Сегодня модно говорить об ангажированности казахстанской прессы. Мол, никакой независимости у нее и в помине нет, журналисты старательно обслуживает владельцев заводов, газет, пароходов, выполняя любые их заказы. Один из выводов авторов исследования таков: «Портрет типичного представителя отечественных СМИ, нарисованный самими журналистами, оказался весьма далек от заявленных ими профессиональных идеалов. Отдавая должное умению своих коллег интересно и доступно изложить материал, они, тем не менее, считают одной из самых ярких черт казахстанского журналиста ангажированность. Кроме того, в этом рейтинге высокое место занимает такое качество, как продажность, а независимость, напротив, самое последнее место. Что же касается необходимой этической составляющей портрета настоящего профессионала — честности и порядочности, то они занимают последнее место в перечне этих качеств». Все это правильно. Но, обличая друг друга и посыпая головы пеплом, мы как-то забываем о том, что журналистика не существует сама по себе, она теснейшим образом связана состоянием общества в целом. И для того, чтобы кардинально переломить ситуацию, все до единого журналисты должны враз объявить забастовку и прекратить работу. Что в принципе невозможно, и все это понимают. Тем более, что солидарность представителей цеха оставляет желать. В той же «Попытке автопортрета» обобщается: «Отношения в журналистской среде являются практично-доброжелательными».

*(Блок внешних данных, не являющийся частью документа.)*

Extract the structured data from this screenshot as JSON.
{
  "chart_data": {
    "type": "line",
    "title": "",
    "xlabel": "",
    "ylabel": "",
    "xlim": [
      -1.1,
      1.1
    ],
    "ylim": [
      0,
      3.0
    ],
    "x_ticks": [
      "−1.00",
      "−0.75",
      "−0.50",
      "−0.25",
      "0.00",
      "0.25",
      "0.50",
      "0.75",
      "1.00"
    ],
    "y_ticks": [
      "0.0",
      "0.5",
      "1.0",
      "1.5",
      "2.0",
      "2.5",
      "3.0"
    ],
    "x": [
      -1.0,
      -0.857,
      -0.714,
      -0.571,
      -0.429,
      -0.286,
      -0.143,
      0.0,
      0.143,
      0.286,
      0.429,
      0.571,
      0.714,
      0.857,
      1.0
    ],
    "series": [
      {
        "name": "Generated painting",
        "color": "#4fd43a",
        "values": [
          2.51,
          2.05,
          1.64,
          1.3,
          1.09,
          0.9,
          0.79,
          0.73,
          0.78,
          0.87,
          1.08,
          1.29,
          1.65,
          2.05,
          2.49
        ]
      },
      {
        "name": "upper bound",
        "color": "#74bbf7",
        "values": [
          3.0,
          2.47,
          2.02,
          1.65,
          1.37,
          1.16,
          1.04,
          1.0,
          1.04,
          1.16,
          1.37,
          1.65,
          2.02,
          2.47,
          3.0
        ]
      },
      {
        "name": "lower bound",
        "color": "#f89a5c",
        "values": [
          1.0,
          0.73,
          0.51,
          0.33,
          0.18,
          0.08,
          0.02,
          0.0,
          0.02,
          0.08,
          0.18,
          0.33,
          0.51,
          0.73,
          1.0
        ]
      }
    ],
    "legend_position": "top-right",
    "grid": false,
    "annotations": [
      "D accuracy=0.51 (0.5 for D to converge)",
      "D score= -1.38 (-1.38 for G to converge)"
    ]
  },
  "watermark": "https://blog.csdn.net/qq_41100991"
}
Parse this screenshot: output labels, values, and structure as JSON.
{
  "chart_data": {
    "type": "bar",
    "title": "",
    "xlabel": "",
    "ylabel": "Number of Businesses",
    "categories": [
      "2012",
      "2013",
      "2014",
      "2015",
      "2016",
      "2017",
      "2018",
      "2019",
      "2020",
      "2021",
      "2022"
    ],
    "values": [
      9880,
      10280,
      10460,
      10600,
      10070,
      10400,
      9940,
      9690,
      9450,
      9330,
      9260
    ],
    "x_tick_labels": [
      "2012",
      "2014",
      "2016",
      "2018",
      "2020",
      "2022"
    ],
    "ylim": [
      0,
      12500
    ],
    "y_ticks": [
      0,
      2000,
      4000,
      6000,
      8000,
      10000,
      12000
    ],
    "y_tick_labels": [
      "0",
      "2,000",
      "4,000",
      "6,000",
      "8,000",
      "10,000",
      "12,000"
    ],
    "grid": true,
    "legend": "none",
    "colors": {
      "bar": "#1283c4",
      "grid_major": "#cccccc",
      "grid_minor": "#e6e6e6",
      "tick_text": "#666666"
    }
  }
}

Автор сначала возмутился таким термином, а потом повспоминал свои отношения в оной среде и согласился: и впрямь практично-доброжелательные. То есть даже если тебе в пылу информационных войн велят «наехать» на какое-либо издание, ты практично выполнишь задание, но к коллегам с воюющей стороны будешь относиться по-прежнему нормально. Ведь умные люди понимают истоки пресловутой ангажированности.
Не удержусь и закончу также цитатой. «Для меня нет интереса знать что-либо, хотя бы и самое полезное, если только я один буду это знать. Если бы мне предложили высшую мудрость под непременным условием, чтобы я молчал о ней, я бы отказался», — сказал Сенека даже и не сообразишь сколько веков назад. А ведь в точку!